Politicians have been thumb twiddling over care reforms for 15 years. It’s time to act04 January 2012
AN OPEN letter to the Prime Minister argued for reform of social care funding yesterday. But we have been here before. Fifteen years ago the Joseph Rowntree Foundation (JRF) published the results of their Inquiry into the Costs of Continuing Care. The 1997 Labour government made reforming the funding of care a priority. A Royal Commission reported in 1999 and it took until 2009 for the government to set out options for fundamental reform. Now it is 2012 and we are still waiting for a final approach to funding these services.
These delays are a problem. Someone who was 40 when the JRF’s inquiry was first published would now be 55 and have little chance of significantly building up assets for retirement. This is not only bad for the individuals affected but it also causes problems for England as a whole. Population ageing means that the longer it takes us to make a change the larger the number of people caught between two systems.

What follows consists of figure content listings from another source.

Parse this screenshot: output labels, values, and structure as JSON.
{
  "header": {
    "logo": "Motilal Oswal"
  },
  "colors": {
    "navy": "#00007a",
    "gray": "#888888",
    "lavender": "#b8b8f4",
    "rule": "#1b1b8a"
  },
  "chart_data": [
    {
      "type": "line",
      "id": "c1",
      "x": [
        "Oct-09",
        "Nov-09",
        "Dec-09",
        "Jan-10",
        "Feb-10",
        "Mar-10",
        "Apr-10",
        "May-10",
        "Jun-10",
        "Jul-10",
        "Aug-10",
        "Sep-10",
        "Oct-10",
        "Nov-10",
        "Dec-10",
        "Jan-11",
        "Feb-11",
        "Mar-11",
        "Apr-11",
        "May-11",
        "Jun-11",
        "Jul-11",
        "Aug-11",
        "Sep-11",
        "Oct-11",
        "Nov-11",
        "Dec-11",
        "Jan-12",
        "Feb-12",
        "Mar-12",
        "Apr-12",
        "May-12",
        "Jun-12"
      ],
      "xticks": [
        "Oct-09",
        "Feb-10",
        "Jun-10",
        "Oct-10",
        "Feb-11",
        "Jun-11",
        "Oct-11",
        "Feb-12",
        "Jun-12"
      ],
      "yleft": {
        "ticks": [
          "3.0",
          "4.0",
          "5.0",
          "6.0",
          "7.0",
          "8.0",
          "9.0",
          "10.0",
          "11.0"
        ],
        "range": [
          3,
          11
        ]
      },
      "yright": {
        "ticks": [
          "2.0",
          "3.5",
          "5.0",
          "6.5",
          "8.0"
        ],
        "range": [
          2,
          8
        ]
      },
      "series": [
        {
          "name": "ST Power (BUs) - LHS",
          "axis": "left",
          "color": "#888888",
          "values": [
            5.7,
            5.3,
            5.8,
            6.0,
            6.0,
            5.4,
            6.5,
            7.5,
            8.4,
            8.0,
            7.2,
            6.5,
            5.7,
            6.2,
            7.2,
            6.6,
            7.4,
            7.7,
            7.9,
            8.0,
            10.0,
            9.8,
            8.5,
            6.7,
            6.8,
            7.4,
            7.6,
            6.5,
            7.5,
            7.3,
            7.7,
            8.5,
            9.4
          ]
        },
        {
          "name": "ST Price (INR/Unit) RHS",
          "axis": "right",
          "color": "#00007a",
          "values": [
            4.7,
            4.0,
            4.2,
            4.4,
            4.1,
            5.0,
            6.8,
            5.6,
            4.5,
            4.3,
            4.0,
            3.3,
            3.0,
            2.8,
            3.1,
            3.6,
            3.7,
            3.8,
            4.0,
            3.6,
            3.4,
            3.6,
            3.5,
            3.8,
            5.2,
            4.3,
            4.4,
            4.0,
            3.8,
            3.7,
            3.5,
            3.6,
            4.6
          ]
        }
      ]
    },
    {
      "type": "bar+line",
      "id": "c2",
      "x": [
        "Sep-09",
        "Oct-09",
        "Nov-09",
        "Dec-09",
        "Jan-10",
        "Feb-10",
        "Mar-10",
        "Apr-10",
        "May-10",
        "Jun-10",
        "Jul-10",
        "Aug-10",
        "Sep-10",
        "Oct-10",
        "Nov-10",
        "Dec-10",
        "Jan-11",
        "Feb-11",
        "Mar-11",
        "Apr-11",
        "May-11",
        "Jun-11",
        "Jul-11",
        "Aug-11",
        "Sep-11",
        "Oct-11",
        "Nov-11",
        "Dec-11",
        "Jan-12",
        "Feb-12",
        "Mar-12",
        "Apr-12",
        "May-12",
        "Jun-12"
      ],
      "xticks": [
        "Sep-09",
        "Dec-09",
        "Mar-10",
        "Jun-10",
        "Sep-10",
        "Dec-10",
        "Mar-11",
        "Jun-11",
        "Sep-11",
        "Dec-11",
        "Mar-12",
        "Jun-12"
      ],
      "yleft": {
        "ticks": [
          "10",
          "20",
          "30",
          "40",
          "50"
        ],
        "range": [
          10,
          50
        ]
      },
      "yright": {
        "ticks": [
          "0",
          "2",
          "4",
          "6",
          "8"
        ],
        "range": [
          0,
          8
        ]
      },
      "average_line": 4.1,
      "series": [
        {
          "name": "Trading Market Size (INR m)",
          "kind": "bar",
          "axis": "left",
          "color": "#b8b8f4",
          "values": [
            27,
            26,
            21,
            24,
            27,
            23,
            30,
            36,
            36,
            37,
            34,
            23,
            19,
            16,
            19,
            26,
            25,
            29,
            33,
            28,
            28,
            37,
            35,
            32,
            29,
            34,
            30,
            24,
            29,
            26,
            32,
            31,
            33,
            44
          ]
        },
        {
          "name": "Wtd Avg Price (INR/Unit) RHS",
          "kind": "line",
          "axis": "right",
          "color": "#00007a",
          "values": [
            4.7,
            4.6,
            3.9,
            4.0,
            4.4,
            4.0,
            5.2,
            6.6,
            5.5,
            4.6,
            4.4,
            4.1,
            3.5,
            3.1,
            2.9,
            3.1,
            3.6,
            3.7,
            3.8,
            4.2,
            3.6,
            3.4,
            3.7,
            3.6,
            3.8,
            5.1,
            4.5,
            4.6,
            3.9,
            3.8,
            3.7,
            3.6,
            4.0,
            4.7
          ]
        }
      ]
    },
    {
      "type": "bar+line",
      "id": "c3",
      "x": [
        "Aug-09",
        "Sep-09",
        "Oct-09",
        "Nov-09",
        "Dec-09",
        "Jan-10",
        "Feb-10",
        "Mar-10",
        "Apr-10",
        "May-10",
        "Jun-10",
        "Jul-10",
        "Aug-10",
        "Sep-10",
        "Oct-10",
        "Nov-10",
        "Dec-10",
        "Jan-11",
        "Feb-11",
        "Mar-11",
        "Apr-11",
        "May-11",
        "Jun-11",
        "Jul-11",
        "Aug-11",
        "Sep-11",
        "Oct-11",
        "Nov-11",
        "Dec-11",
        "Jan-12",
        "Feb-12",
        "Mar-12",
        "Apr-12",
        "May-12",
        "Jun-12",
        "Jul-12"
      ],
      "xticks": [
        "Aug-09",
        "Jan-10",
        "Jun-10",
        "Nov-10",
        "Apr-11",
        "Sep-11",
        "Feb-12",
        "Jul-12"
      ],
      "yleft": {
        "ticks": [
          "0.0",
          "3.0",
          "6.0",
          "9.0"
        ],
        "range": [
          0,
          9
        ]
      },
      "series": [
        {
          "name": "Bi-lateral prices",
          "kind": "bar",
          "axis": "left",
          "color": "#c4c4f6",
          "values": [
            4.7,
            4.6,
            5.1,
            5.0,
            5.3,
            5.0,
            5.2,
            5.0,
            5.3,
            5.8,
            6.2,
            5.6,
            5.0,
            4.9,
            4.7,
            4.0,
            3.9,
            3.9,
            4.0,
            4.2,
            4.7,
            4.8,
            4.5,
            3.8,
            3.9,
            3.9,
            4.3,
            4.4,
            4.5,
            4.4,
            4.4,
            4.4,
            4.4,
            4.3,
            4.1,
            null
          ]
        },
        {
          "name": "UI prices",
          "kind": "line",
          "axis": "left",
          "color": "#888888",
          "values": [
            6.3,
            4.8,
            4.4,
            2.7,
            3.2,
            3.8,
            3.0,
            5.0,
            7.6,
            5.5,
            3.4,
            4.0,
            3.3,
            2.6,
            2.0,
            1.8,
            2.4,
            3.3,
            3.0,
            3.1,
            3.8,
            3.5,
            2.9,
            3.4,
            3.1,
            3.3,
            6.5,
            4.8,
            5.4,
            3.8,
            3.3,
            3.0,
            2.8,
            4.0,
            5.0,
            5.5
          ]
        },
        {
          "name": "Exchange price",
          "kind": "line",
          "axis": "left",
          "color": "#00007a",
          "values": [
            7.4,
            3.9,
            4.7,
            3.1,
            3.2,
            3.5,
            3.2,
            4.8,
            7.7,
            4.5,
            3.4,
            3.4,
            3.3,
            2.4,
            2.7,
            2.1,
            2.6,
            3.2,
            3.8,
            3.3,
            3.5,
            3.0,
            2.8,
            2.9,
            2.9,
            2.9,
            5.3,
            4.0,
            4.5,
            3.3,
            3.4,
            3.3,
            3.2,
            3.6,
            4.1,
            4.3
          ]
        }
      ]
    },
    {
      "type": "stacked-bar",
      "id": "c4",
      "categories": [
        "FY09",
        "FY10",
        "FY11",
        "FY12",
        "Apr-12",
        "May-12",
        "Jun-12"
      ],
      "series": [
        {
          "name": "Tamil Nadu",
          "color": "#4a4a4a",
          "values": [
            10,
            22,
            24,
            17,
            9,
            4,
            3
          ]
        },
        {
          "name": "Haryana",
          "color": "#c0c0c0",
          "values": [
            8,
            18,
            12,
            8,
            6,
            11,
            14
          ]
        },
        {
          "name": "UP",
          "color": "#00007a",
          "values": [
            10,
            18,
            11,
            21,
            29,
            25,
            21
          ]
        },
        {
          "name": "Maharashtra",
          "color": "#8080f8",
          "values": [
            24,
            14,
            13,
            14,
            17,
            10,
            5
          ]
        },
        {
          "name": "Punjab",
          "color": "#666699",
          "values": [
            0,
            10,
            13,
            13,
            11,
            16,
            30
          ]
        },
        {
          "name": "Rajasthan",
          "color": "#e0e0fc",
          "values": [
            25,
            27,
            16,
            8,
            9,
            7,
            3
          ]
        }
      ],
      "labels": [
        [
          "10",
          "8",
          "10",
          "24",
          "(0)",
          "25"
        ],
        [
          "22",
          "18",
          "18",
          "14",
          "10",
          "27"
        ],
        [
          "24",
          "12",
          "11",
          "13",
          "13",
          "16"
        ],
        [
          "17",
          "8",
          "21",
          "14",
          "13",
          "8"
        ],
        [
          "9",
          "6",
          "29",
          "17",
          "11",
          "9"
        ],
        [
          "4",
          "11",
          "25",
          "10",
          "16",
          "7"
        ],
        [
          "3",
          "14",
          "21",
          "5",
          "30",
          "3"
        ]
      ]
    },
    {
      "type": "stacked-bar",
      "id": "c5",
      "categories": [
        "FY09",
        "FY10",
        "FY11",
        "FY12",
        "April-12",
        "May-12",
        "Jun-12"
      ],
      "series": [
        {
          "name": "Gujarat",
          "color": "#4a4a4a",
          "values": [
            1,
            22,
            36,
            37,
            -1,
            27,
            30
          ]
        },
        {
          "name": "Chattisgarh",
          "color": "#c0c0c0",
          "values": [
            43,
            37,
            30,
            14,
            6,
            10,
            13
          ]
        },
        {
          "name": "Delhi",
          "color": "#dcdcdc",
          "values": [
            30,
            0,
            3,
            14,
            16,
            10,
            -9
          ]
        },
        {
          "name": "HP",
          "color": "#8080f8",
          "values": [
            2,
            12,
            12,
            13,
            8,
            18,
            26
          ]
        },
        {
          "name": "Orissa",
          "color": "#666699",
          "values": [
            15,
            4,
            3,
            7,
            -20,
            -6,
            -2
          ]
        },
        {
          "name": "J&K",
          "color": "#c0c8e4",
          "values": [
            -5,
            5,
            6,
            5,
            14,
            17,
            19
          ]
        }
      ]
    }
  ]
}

Delay makes change more costly.
Costs must be reduced as the longer-term outlook for the government’s accounts is bleak. The fiscal time-bomb of population ageing is already exploding, with the baby-boomer generation retiring and the proportion of the population of working age falling. As a result the cost of health and care is projected to increase by £40bn (in today’s money) by 2041 and the cost of pensions is projected to increase by £32bn. This is money that the government simply does not have.
It is easy to see why politicians want to delay reform. Many people believe that the state will cover the cost of care as it does with the “free at point of use” NHS. Yet the reality is different and many people only discover they need to pay for care when they or a family member enter it. It is a rare politician who will acknowledge that families have to pay for care and, indeed, that for the future system of care to be affordable contributions will have to increase.
The obvious source for contributions is the equity in assets like housing. Yet too often discussions on elderly care reforms are concerned with protecting children’s inheritances. So England persists with a system that is patently unfair, where too many people only find out they are required to pay for care in a moment of crisis. The political consensus favours people being caught short rather than admitting to the reality of hard choices.
So what should be done? Some answers can be found in the report of last year’s Commission on Funding of Care and Support. This commission, chaired by Andrew Dilnot, rightly emphasised that people should make provision for their own long term care. Yet while many of the ideas raised by this commission were right, the price tag (£1.7bn) of its proposals was wrong. In an environment where budgets are being cut and population ageing is driving up costs, proposals for large increases in spending tend to end up in the long grass. As Liam Byrne, the former Labour Treasury minister, famously wrote, “there’s no money left.”
Perhaps the best idea of the commission was to cap how much people are required to pay towards the costs of their care. Although the proposed level (£35,000) was too low, a cap would provide greater clarity over entitlements and expectations. It would mean that people could pay for the bulk of the costs of the care that they need but would be protected when these costs rise to catastrophic levels. The certainty a cap provides would encourage people to look to vehicles like insurance, annuities and equity release to help manage these costs and make the market more attractive for private providers.
Greater certainty could also encourage an honest conversation on the real costs of an ageing population and how we are going to deal with them.
Everyone knows we are getting older but few people seem to grasp the fundamental challenge this poses for the welfare state. The welfare state was designed for a young and growing population. Like a pyramid scheme, entitlements to retired and other families in need would be paid for by a younger generation of workers. This younger generation would, in turn, receive benefits in later life funded by the next generation of younger workers. Population ageing turns this model on its head.
Politicians have been paralysed by the scale of the challenge of funding long-term care. But they should focus on the opportunities. If they grasp the nettle now then by the end of this year we could be in a much better place, with a better educated population, families preparing for their own futures, higher levels of saving and insurance and, eventually, lower burdens on the taxpayer.